Having just bailed me out, Sarah should have
stopped me from smothering myself in factor 500 idiot crème, with added synapse
inhibitors. It took me another 30 minutes to get through passport control. I
was close enough to departure time to hurry through the crowds with disbelief,
desperation and a sense of de ja vue trailing after me like I had literally
shit myself. Had it not been for 2 months of white rice, I probably would have.
Hurrying turned out to be unnecessary as no one
was in any rush to board this plane. Docketed departure time came and went
without too much concern from anyone not influenced by the state I was in. 30
minutes later I could hear Fate having a fine old chuckle to herself as we
finally took off with my head full of 'what could have been' had the earlier
flight been so loose on punctuality.
That demoralising thought finally got washed
away when a heavy storm thundered in about 10 seconds after boarding the plane
in Kuala Lumpur. In true typhoon fashion, the dry runway was flooded 2 minutes
after it started raining. Had it drenched me before boarding, no one would have
been able to convince me that the rain wasn't just Fate pissing herself with
laughter.
Which is what she ended up doing when neither
Trev nor I had any money to get out of the airport car-park in Perth. Trev went
off to search the car and suggested I work on my begging or busking routine
while he was gone.
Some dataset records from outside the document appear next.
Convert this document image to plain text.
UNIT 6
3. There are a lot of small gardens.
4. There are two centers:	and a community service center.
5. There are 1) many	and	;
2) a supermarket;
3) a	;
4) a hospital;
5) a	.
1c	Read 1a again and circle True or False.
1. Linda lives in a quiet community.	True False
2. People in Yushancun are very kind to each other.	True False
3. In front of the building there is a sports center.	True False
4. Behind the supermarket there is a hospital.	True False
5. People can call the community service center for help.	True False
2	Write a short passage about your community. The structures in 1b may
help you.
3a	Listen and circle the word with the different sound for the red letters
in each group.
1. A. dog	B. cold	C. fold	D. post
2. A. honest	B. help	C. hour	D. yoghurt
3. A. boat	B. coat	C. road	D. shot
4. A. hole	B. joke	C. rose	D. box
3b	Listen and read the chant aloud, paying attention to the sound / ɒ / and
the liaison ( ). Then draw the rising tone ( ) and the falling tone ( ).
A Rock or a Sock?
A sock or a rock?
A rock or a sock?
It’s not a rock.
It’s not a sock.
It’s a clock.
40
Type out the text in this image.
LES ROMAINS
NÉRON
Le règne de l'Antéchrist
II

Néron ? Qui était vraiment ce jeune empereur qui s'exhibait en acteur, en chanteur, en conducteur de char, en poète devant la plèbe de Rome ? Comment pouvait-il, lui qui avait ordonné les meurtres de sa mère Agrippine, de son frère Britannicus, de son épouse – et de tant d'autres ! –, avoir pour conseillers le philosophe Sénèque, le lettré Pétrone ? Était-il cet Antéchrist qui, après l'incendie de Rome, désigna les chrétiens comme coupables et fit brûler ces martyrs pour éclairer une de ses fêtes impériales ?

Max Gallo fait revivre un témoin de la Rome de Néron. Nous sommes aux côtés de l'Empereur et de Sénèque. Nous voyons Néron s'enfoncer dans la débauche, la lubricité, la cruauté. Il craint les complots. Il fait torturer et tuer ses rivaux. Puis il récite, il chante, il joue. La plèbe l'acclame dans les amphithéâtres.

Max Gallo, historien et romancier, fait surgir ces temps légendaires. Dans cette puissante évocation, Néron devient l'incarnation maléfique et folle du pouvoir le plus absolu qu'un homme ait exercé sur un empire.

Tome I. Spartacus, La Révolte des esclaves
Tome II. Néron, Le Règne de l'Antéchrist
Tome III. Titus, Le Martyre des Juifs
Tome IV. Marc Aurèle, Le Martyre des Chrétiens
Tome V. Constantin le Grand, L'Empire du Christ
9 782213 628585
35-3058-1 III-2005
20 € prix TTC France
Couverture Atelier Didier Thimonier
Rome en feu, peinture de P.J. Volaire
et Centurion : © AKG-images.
Then I remembered that the credit card may have expired, but
my normal account still had double the amount the car-park mafia wanted to
charge for less than 2 hours of parking. 5 minutes back in Australia and I was
made acutely aware of the different standards of living between us and our Asian
neighbours as I could have eaten for 3 days with what a 3x2 square metre patch
of concrete cost for 45 minutes of lease.